Las higueras han dejado caer sus higos y los olivos sus aceitunas, porque algo extraño ha ocurrido en la isla de Scira. Una muchacha huía, perseguida por un muchacho. Se había levantado el bajo de la túnica y se veía el borde de sus pantalones de gasa. Mientras corría dejó caer un espejito de plata. El muchacho recogió el espejo y se miró en él. Contempló sus ojos llenos de sabiduría, amó el juicio de éstos, cesó su persecución y se sentó en la arena. Y la muchacha comenzó de nuevo a huir, perseguida por un hombre en la fuerza de su edad. Había levantado el bajo de su túnica y sus muslos eran semejantes a la carne de un fruto. En su carrera, una manzana de oro rodó de su regazo. Y el que la perseguía cogió la manzana de oro, la escondió bajo su túnica, la adoró, cesó su persecución y se sentó en la arena.

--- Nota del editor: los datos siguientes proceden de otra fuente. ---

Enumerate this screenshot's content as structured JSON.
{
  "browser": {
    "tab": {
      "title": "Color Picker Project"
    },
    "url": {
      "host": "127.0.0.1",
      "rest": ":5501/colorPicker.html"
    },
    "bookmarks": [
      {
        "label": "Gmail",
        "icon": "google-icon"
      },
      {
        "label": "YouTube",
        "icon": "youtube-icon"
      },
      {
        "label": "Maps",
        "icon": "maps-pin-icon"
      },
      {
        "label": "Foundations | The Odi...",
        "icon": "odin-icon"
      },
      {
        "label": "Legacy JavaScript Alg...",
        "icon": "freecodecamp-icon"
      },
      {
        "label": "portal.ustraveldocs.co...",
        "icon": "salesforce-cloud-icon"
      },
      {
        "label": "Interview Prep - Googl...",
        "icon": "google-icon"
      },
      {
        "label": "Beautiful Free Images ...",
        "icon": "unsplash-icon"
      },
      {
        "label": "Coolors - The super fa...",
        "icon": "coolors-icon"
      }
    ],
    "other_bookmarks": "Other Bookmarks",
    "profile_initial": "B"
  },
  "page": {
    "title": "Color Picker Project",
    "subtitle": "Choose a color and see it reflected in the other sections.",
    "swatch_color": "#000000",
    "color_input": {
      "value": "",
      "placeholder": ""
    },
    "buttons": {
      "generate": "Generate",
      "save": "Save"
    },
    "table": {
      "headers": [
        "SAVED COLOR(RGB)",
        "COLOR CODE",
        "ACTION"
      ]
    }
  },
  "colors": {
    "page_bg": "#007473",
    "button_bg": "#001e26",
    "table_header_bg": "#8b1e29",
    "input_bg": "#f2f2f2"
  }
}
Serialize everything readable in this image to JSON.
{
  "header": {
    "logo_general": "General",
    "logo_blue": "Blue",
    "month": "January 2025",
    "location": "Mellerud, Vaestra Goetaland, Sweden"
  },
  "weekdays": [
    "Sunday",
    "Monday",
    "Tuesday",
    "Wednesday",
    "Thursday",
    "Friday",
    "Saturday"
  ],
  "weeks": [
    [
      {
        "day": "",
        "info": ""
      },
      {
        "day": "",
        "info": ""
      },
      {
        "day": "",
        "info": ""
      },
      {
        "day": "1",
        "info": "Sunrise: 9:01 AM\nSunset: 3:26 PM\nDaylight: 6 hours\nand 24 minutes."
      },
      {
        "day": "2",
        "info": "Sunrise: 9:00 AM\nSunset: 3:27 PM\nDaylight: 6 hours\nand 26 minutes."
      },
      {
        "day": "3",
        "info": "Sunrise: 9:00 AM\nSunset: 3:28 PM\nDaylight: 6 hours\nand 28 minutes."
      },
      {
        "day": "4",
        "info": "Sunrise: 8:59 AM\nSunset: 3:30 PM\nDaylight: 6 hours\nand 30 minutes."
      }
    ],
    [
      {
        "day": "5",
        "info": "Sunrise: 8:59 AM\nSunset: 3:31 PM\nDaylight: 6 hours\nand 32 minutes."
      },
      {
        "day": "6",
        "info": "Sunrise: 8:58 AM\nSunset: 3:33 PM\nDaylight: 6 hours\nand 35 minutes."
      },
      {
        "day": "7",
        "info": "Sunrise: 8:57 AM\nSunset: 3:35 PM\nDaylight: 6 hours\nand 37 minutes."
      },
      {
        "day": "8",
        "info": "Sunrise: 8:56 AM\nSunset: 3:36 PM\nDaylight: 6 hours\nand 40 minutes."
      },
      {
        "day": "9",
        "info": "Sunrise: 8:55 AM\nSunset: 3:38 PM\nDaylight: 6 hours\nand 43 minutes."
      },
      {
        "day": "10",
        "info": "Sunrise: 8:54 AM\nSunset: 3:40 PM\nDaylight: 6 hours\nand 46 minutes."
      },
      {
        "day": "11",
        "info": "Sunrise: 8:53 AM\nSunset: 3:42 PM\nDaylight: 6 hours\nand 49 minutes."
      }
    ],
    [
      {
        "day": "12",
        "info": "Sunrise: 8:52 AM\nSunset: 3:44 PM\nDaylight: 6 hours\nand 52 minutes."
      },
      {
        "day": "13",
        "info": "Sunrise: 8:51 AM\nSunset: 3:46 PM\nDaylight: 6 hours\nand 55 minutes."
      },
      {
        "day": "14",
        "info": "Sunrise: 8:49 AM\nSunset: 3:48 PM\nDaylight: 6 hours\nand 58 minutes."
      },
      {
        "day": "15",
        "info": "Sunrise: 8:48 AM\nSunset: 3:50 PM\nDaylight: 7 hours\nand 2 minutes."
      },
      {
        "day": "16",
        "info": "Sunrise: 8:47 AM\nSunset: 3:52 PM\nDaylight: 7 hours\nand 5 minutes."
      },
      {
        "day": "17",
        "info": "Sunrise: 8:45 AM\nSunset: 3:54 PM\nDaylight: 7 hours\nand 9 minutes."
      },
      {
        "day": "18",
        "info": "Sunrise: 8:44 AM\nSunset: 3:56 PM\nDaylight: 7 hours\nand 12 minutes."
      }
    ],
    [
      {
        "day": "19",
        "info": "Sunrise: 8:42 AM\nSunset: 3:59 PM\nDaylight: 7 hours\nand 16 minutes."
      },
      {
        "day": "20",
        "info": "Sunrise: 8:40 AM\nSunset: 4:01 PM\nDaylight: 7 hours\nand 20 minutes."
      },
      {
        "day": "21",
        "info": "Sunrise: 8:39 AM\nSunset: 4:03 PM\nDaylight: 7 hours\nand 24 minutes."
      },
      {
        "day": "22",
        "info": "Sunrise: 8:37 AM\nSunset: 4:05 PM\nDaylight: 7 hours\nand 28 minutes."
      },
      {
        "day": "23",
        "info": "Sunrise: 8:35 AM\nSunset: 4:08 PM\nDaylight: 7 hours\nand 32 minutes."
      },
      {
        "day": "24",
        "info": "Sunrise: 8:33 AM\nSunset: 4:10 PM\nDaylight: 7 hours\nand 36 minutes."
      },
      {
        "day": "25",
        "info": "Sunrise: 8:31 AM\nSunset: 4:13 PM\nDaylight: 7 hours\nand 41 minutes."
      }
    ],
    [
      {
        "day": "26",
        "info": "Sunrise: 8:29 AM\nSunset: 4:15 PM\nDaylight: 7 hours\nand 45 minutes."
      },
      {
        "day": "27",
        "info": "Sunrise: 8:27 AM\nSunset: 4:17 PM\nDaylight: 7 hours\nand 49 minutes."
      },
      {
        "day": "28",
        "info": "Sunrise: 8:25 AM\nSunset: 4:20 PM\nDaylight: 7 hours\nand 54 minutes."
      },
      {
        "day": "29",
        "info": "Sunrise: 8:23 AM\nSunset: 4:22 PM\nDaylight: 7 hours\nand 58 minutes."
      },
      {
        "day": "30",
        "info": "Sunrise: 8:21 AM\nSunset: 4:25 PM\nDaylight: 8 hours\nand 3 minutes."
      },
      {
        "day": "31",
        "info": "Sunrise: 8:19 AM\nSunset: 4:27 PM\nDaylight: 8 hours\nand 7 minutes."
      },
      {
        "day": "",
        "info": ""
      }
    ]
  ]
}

Y la muchacha siguió huyendo, pero sus pasos eran menos rápidos. Porque era perseguida por un vacilante anciano. Se había bajado la túnica, y sus tobillos estaban envueltos en un tejido de muchos colores. Pero mientras corría, ocurrió algo extraño, porque uno después de otro se desprendieron sus senos, y cayeron al suelo como nísperos maduros. El anciano olió los dos, y la muchacha, antes de lanzarse al río que atraviesa la isla de Scira, lanzó dos gritos de horror y de pesar.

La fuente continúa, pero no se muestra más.